Posting is hard for me. I don't know why, I have just never really been the writer in the family, that was mom or Laura's job. But I can't help but post on this. Why? who the heck knows. Chances are no one of consequence will read this, but maybe that is what I am searching for right now. I don't know.
You will often hear me say a phrase along the line of "this is why my life is so hard", but by saying that I am just being another self-consumed member of society who is oblivious to the world around them. 12 years ago the Rwanda genocide rocked the African world, and my ears were closed to it. Now, Darfur is being turned upside down by another genocide and what am I doing? Sitting around complaining about my life. 1% of the population of the world has a University degree and I am complaining about it? I am blessed beyond belief and I am not even thankfuf. I can't see a letter to my MP helping much. They already have the world on their shoulders. Why can't I just go, fix things? I know the answer is prayer, but it is so hard sometimes. I like direct results and simple directions and prayer doesn't come with either. What is this world turning into? What if it was us?

3 comments:

Laura said...

Holy cow - how the heck did you get Blogger Beta and I didn't yet! UGH.

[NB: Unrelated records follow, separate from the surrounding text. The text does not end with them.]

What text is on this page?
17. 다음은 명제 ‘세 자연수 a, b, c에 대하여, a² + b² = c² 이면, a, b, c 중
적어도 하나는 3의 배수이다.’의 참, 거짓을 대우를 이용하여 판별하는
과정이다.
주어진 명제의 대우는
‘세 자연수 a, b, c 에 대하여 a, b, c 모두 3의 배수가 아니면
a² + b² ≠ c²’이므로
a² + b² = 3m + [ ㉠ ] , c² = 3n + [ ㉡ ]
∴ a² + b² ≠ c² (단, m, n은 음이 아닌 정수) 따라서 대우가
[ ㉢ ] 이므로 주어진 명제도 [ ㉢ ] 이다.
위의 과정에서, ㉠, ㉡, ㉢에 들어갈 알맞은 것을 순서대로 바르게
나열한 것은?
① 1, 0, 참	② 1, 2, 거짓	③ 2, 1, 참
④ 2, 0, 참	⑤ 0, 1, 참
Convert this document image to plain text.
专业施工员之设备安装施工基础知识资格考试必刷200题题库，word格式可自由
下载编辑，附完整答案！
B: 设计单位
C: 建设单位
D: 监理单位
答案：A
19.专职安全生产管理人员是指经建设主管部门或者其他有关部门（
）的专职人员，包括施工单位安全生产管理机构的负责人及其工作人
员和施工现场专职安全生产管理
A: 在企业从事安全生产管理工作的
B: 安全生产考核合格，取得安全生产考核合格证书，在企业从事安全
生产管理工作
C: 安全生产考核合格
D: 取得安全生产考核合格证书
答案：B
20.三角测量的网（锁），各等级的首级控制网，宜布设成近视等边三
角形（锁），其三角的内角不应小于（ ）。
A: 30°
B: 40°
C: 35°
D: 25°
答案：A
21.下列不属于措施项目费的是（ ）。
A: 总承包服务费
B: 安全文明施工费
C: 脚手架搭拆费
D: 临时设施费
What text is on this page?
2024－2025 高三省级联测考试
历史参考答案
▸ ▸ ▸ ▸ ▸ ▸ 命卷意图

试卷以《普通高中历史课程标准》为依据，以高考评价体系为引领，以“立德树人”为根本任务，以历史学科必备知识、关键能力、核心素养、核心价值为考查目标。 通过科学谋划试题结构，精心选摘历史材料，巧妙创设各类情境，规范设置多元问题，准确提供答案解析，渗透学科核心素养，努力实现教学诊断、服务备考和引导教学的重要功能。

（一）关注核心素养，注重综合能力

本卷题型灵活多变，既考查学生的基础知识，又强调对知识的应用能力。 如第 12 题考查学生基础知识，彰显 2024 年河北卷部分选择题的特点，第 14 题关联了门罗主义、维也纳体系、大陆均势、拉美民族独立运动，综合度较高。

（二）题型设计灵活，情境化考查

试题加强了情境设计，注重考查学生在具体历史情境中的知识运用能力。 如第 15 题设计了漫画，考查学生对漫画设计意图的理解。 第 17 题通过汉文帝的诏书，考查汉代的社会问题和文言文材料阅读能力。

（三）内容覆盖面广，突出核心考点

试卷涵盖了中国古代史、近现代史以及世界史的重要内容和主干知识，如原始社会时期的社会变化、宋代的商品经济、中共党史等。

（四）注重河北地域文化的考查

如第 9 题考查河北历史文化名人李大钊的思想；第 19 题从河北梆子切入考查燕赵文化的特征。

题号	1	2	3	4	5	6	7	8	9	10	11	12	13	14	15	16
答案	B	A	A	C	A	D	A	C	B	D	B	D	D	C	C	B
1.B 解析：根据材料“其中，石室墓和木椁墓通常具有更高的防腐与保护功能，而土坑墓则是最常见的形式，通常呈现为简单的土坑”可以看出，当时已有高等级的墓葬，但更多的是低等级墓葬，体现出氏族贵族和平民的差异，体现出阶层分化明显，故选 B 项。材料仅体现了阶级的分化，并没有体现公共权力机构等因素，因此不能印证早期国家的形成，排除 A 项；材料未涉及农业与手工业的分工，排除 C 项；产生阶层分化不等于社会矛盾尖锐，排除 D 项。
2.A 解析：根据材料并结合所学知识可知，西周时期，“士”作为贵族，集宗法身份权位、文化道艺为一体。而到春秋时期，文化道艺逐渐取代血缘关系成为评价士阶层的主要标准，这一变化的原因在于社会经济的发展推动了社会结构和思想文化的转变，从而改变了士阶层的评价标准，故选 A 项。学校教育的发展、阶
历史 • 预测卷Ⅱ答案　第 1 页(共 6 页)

I agree with Jimmy's sentiment though - I think *I* am of consequence, aren't I?

Amy said...

Of course you are both of consequence, but what are the three of us going to do about it? I don't know, I just can't see any of us going over there and standing in the middle of a battle, or reasoning with the UN. Why? Because they wouldn't listen to three youth from Quispamsis, New Brunswick.

rsm said...

Cool. Another blog to read. Keep it up.